15. ReNew — Hulu, the Kindle, Google Wave are many of the brands taking a unique spin on old products and services to create new, compelling offerings. Hulu spun TV, the Kindle spun books, Google Wave spun e-mail. We will explore how re-invention can open entire markets.
16. Getting Real — We are all human. And as such, we all make mistakes. It is only how we live-up to our mistakes that defines our character. For instance, Ralph Lauren sent a heated letter to blog superstar, Boing Boing, demanding the site take down a criticism of their ad. In the spirit of transparency, Boing Boing published the letter on their site along with a long, detailed article of their communication. Shortly thereafter, Boing Boing’s criticism of Ralph Lauren was in the top five results in a Google search for the brand.
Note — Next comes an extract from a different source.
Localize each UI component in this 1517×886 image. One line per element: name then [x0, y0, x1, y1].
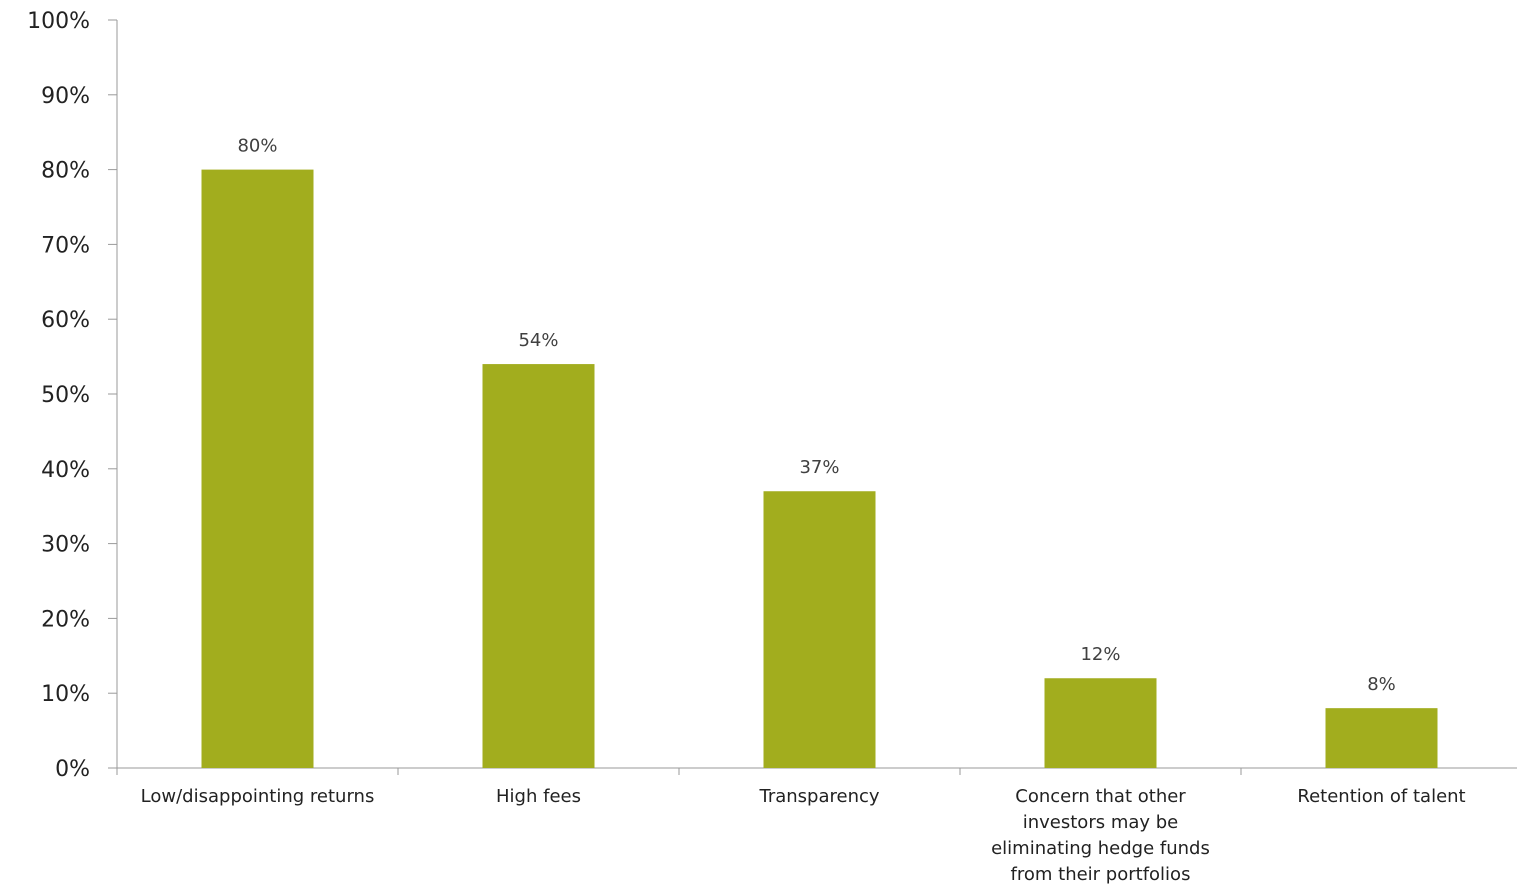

17. Community Mobilization — Facebook users posted an average of 55 million status updates every day and created more than 3.5 million events each month. While internet users are engaging in the online world, they are also forming local communities groups. MeetUp.com has grown significantly in recent months as users seek real-world community.
18. Safety Net — Issues of security are surfacing in many areas of our lives — from airports to social media. For instance, airport scanners in the Netherlands can see through clothing and there has recently been push for a safer Facebook. Will security continue to dominate headlines in 2010?
19. Class Conflict — The great bridge between Wall Street and Main Street was Fannie and Freddie Mac and other mortgage companies. The relationship between the two became strained when that bridge deteriorated with the near collapse of the financial system. This class conflict is heating up as greed continues to dominate Wall Street.
20. Skeptic Nation — Bank executives are still accepting astronomically large bonuses and the much anticipated public option has been snuffed out by political opposition. These are among a slew of other systemic issues that seem like they’ll never change. As true reform is seemingly never in sight, Gen Y — in particular — are feeling more jaded than ever.